Les quatre obligations de transparence
Interaction avec une IA
Quand une personne dialogue avec un système d'IA (chatbot, assistant vocal), elle doit en être informée · sauf si c'est évident.
Contenus générés
Les contenus de synthèse (audio, image, vidéo, texte) produits par l'IA doivent être marqués comme artificiellement générés, dans un format lisible par machine.
Émotions & biométrie
Les déployeurs de systèmes de reconnaissance des émotions ou de catégorisation biométrique doivent informer les personnes exposées.
Deepfakes & information
Les deepfakes doivent être signalés comme artificiels. Les textes publiés pour informer le public doivent l'indiquer, sauf revue éditoriale humaine.
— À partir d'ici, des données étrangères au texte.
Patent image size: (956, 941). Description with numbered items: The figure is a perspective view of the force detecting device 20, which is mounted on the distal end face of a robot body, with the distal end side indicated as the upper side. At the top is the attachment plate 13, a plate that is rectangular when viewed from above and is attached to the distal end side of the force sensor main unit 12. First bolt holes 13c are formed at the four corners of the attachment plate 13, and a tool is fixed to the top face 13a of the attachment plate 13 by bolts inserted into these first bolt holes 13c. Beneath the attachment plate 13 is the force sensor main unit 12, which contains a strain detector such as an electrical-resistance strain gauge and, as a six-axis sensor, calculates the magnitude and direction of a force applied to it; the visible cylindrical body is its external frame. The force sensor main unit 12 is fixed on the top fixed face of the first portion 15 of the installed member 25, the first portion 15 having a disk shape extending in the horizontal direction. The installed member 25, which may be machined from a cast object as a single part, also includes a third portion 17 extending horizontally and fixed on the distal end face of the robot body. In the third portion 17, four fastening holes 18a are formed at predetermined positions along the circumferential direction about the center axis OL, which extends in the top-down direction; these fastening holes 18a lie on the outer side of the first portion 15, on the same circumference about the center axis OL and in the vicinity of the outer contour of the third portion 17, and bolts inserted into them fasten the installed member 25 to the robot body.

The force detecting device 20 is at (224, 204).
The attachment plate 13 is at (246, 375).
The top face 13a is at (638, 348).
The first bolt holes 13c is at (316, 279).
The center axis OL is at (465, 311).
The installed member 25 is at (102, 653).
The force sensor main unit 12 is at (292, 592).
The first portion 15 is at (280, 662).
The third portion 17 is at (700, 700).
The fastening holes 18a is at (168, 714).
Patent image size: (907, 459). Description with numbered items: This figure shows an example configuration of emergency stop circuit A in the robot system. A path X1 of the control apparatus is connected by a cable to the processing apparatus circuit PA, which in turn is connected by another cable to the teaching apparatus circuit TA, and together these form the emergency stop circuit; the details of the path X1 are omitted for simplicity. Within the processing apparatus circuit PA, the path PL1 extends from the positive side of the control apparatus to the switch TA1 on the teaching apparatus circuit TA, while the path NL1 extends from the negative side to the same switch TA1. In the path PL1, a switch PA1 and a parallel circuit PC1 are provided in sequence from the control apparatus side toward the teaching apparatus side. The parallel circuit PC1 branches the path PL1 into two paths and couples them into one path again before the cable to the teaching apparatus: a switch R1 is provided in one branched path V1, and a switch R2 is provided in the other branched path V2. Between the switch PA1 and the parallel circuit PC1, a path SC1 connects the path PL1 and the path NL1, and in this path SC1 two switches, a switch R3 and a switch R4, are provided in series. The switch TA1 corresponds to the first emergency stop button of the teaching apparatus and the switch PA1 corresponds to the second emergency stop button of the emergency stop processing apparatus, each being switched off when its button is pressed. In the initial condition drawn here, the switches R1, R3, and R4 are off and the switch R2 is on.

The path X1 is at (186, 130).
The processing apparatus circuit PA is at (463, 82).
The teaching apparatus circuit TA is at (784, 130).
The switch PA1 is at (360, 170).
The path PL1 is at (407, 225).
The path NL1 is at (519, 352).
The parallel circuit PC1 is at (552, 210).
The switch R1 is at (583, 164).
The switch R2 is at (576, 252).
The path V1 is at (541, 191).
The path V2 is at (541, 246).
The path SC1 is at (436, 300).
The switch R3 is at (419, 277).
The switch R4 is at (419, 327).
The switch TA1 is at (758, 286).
Comment EuroAIGuard vous aide
L'inventaire identifie les systèmes soumis à la transparence (Art.50), la classification les distingue du haut risque, et la notice de transparence se génère depuis la fiche du système. Le tout est horodaté et vérifiable (SHA-256).
Questions fréquentes
À partir de quand l'Art.50 s'applique-t-il ?
Les obligations de transparence de l'Art.50 s'appliquent à partir du 2 août 2026. Le calendrier de l'AI Act reste susceptible d'évoluer · à confirmer avec un juriste.
Un chatbot d'assistance est-il concerné ?
Oui · l'utilisateur doit savoir qu'il parle à une IA, dès lors que ce n'est pas manifeste.
La transparence remplace-t-elle les obligations haut risque ?
Non · un même système peut relever du haut risque (Annexe III) et de la transparence (Art.50). Les obligations se cumulent.
Source · Règlement (UE) 2024/1689, Art.50. Le calendrier d'application de l'AI Act reste susceptible d'évoluer · EuroAIGuard est un outil opérationnel, pas prestataire juridique · à valider avec un juriste.